ORELHAS – Doutor Demóstenes Ribeiro (*)
No final dos anos sessenta, a ditadura militar sentindo crescente insatisfação da classe média buscou agradá-la facilitando aos jovens o acesso indiscriminado à universidade. Era o tempo dos excedentes e toda a semana aumentava o número de alunos. As aulas eram precárias, auditórios e laboratórios não comportavam tanta gente e a formação do pessoal, inevitavelmente inadequada.
E foi assim, que Florisvando, um dos últimos excedentes, chegou lá. Da zona rural de Salgueiro, era baixinho e míope, de barba rala, cabeludo e muito calado. Magro e pálido, ocasionalmente, nos sobrados do Recife Velho ou da Rua do Rangel, buscava prostitutas gordas e logo ficou conhecido por “Taradim”, pois era também um dos mais entusiastas praticantes do vício solitário.
Ele almoçava no restaurante universitário e morava na Casa do Estudante, onde jantava um dia macarrão com farofa e no outro, farofa com macarrão – não tinha outra escolha, o cardápio era assim mesmo. Tomava o ônibus da reitoria para chegar à faculdade. Nesse transporte gratuito, superlotado, sempre entrava mais um e o motorista nunca conseguia fechar a porta.

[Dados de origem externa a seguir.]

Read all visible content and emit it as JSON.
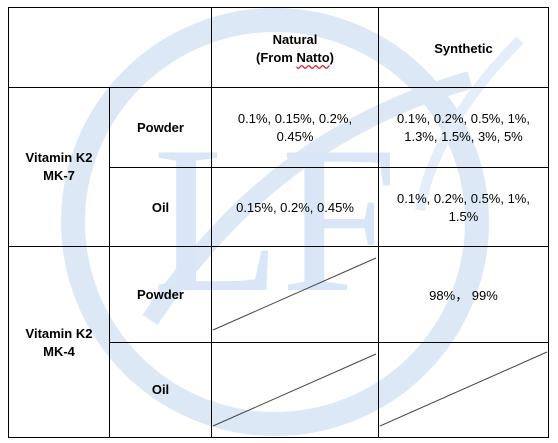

De todo jeito, a moçada ia em frente, pois outro ônibus do Derby à Cidade Universitária, só bem depois de meia hora. Então, com muito mais gente em pé do que sentada, no percurso era um esfrega-esfrega geral, tolerado e sem muita reclamação: fazer o quê? Uma ou outra freada brusca variava a arrumação e fazia a alegria dos tarados.
Naquele dia, seu aniversário, Florisvando entrou no ônibus com a braguilha aberta, e logo se aproximou de Orisvalda. Ela, estudante de Enfermagem, evangélica e muito compenetrada, sentara na cadeira junto ao corredor, com a bíblia nos joelhos e os olhos fixos no “Apocalipse de São João”. Trajava vestido azul-marinho, de mangas compridas, e que ia do pescoço até abaixo dos joelhos. Maquiagem discreta, em tudo lembrava uma senhora.
O ônibus seguia: Madalena, Caxangá, Várzea, Cordeiro... E de repente, sem ninguém se dar conta, num furor diabólico de guerreiro enfurecido, a espada de Florisvando subiu pelo ombro Orisvalda, foi ao pescoço e a face, e avançou progressivamente até àquela orelha que o deixara maluco e incontrolado.
A certa altura, ele explodiu em espasmos convulsivos, e então veio o grito fanhoso e esganiçado de Orisvalda: Socorro! Motorista pára o ônibus, um tarado encheu o meu ouvido com uma gosma branca !
Aparentemente, somente eu assistira toda a cena. Florisvando, sem mais ninguém perceber, esgueirando-se como um fantasma entre a moçada atônita, saltou na Caxangá e fugiu em direção ao cemitério da Várzea. À noite, na Casa do Estudante, pediu-me por tudo no mundo, que eu não contasse o acontecido a ninguém.
Anos depois, calvo e gordo, quase irreconhecível, eu o reencontrei num supermercado: Taradim, quanto tempo! Como vai a vida, rapaz?
Extremamente formal, me respondeu: devo-lhe um favor imenso, mas nunca mais me chame assim. Depois de muitos anos, me formei em direito e hoje sou oficial de Justiça. Tenho mulher e filhos, e somente uma orelha ou outra ainda me deixa agoniado.
(*) Dr. Demóstenes Ribeiro é natural de Missão Velha-CE e hoje, médico- cardiologista, reside e exerce a profissão em Fortaleza-CE.